Still of Alberto Sordi from "Un Americano a Roma" (on www.italylogue.com) |
The summer holidays are fast approaching, and you've probably already started to think about your next getaway. A trip to a Tibetan monastery, maybe? A boat tour down the Amazon? Everything goes as long as it's not a package tour.
We are travelers, not tourists. Frankly, do we not look down on the latter with derision, on those sheepish sightseers in socks and sandals, cameras dangling from their sweaty, sun-burnt necks? Do we not despise them for pilgrimaging to their precious sights like Muslims to Mecca, for buying all the inexplicable kitsch hawked in gift shops and souvenir booths, for crowding into hotels and restaurants that make them feel like at home, instead of pursuing an authentic cultural experience and getting fully immersed in the culture of their holiday destination? Yes, we do. But after all, they may have a point.
Here's why: In the course of a trip along Sardinia's southern coast with some friends in September 2011, I stayed for a few days in the island's capital, Cagliari. The city, a Mediterranean gem on the verge of becoming a fashionable jet set destination, immediately won my heart with its cobble-stoned alleys (complete with the ultratraditional laundry lines strung between!) and its shady arcades with their breathtaking view of the azure-blue sea. As for eating out, we couldn't have wished for more: the restaurants were traditional and cozy, the food superb. It really was like being dragged into one of those TV commercials for pasta sauce or frozen pizza, with people sitting at candle-lit tables with red-and-white-chequered tablecloths savoring mouth-watering Italian delicacies. But there was something wrong.

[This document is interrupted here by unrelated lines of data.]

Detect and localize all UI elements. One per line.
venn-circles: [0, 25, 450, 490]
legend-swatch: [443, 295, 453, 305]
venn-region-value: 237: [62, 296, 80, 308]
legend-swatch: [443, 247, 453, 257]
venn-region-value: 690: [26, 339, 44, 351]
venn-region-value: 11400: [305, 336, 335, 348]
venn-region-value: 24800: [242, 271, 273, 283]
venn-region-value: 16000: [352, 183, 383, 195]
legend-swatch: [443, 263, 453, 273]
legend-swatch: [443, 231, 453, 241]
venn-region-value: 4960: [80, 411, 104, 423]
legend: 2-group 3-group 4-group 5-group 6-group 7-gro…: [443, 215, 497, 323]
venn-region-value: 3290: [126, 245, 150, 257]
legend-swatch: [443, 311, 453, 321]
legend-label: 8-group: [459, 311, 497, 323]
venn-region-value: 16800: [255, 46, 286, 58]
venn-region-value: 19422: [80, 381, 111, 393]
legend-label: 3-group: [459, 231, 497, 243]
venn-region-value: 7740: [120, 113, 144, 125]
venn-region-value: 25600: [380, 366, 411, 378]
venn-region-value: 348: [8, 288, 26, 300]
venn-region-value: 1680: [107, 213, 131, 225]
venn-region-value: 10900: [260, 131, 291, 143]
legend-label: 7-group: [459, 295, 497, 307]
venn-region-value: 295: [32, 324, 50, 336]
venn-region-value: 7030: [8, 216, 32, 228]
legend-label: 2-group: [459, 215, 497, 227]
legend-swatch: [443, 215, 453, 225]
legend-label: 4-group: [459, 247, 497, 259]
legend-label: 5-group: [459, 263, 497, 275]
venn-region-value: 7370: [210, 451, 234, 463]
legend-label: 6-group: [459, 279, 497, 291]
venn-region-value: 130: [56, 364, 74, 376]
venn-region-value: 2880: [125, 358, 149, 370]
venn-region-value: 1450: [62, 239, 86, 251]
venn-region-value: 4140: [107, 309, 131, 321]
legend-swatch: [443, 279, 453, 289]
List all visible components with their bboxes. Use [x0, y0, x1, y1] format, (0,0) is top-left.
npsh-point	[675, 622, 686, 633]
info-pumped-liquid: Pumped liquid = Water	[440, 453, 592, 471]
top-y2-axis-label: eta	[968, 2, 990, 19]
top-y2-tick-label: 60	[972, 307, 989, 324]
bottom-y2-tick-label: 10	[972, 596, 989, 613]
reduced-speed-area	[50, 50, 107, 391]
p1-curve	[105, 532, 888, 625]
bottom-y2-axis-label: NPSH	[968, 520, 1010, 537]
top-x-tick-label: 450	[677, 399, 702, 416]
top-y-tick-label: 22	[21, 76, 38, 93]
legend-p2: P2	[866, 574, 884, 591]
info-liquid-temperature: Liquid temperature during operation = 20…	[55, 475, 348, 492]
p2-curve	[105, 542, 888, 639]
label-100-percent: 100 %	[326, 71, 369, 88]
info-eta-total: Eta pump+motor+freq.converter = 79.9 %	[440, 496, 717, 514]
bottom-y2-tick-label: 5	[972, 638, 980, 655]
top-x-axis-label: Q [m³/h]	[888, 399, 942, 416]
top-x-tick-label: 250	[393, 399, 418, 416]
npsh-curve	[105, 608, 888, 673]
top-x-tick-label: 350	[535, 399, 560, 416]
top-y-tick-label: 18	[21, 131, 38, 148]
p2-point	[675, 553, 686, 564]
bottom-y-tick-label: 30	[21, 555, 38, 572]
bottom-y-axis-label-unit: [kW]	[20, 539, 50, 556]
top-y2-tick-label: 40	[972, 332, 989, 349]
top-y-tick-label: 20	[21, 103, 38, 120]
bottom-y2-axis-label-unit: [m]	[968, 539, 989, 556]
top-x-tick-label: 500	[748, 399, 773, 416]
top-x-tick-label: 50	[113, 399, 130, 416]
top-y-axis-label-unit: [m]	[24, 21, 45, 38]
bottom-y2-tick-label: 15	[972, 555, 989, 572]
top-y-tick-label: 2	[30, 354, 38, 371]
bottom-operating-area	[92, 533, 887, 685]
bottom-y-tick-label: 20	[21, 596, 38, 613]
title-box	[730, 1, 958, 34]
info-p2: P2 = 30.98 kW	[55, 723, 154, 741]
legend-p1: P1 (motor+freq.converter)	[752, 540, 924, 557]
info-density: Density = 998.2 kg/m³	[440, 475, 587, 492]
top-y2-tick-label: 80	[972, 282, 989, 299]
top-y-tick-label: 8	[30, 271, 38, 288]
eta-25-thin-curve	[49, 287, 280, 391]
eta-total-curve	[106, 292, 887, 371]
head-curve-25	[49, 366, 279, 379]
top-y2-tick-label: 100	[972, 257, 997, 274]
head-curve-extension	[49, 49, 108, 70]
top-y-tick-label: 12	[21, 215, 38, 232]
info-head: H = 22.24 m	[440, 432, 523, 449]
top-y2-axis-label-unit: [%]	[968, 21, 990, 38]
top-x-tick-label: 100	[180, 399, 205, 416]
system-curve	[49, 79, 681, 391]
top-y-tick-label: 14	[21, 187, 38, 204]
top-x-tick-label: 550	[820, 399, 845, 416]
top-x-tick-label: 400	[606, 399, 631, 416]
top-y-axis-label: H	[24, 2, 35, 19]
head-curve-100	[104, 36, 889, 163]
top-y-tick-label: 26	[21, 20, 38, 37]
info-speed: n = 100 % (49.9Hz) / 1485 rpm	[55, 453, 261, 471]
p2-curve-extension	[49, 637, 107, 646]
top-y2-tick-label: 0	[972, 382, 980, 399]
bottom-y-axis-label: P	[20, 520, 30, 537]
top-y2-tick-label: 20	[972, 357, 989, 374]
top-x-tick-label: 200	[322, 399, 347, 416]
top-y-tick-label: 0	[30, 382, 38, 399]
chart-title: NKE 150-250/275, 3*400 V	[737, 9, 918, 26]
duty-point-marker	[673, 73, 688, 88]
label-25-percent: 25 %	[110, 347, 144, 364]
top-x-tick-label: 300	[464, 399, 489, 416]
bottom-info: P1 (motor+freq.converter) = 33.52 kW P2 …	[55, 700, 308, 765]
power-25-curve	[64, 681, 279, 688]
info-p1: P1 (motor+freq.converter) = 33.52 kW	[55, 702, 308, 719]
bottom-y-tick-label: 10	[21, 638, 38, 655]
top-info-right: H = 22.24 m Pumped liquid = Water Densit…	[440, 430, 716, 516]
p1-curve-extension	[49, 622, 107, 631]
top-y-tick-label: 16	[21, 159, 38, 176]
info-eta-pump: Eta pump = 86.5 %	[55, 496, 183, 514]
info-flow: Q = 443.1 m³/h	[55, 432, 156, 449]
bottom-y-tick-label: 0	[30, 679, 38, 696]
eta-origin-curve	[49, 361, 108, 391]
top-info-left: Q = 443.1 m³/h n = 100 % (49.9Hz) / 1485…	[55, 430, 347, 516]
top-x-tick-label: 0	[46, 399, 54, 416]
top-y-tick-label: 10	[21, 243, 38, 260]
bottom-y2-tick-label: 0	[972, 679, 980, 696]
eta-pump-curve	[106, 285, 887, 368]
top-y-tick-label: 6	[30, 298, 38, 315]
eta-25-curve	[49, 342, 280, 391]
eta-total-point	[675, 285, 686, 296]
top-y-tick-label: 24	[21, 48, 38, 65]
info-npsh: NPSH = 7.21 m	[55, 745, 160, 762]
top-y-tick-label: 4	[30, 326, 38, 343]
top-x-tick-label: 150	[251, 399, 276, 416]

It didn't feel real. Everything was too perfect, too polished, too programmed. When we finally noticed the complete absence of Italian guests in these supposedly typically Italian restaurants, we realized that we had just stumbled into the very tourist traps we had wanted so badly to avoid (It's a bad sign when you don't know more than three words in the local language but can still understand the conversations of your table neighbors without much strain).
But, why not ask the hostess at our B&B for some insider tips? Luisa seemed trustworthy to us; as a librarian at the University of Cagliari, she was doubtlessly a person of culture and refinement. She would certainly be able to give us some hints for where to find true Italian cuisine.
So, equipped with a promising adress, we made our way in pleasant anticipation to the alley Luisa had marked on our city map. However, when we arrived, we were slightly irritated. In fact, if it hadn't been for the sign above the entrance, we would never have expected there to be a restaurant behind the shabby grayish facade. But at this point, our optimism was still unshakeable. Never judge a book by its cover, we thought. Maybe this was just a place like you find them in Morocco, where potential pigsties so often turn out to be palaces once you've entered.
Sadly, it was not.
The interior was, in the negative sense of the word, simply overwhelming. Passing through a narrow corridor, we entered a shuttered, neon-lit room that was totally empty save for an eclectic collection of chairs and tables and some piles of chipped plaster scattered on the grubby tile floor. The walls, specked with ominous reddish-brown stains, looked as if they had recently witnessed a shooting (my mind was already running off into Hollywood reveries: I was half expecting Vito Corleone to enter the room). In a futile effort to make the room look less like a morgue (or maybe to cover one particularly vile-looking stain), someone had hung a Van Gogh art print into one corner, but its colors had by now faded to a sickly yellow.
The scenario was so bizarre that we could hardly avert our eyes from it--when we finally did, it was too late. We were just about to take to our heels when a waitress appeared out of the corridor's dim twilight and cut off our escape route. Before we could raise any objections, she had already pushed us to a table and smacked the menu down in front of us. What followed, to cut the matter short, was probably the most horrible dining experience in my life: While we were forcing down a disastrous meal--limp ravioli and dubious lumps of fish that we were finally able to identify as tuna, all drowned in a deluge of slimy tomato sauce--we started thinking about what we could have done that Luisa would hate us so much.
However, the weird thing was that the place was soon bulging with people. Believe it or not--in no time we were surrounded by cheerful Italian families who were laughing and drinking and feasting like they were at a Roman orgy. And we were the only foreigners in there.
It's hard to say what particular lesson I learned from this experience. Should I give up my quest for cultural immersion from now on? Do people really want to know the truth behind the glossy surface of travel brochures? Why strive for authenticity, if an authentic cultural experience could turn out to be so ugly? For sure, it's definitely safer for body and mind to remain securely within the artificial candy-colored tourist idyll, where everything is custom-fitted to our needs. But probably a lot more boring. I bet you wouldn't have read this post all the way to the end if I had kept going on about how wonderfully picturesque the city and how delicious the food was. See?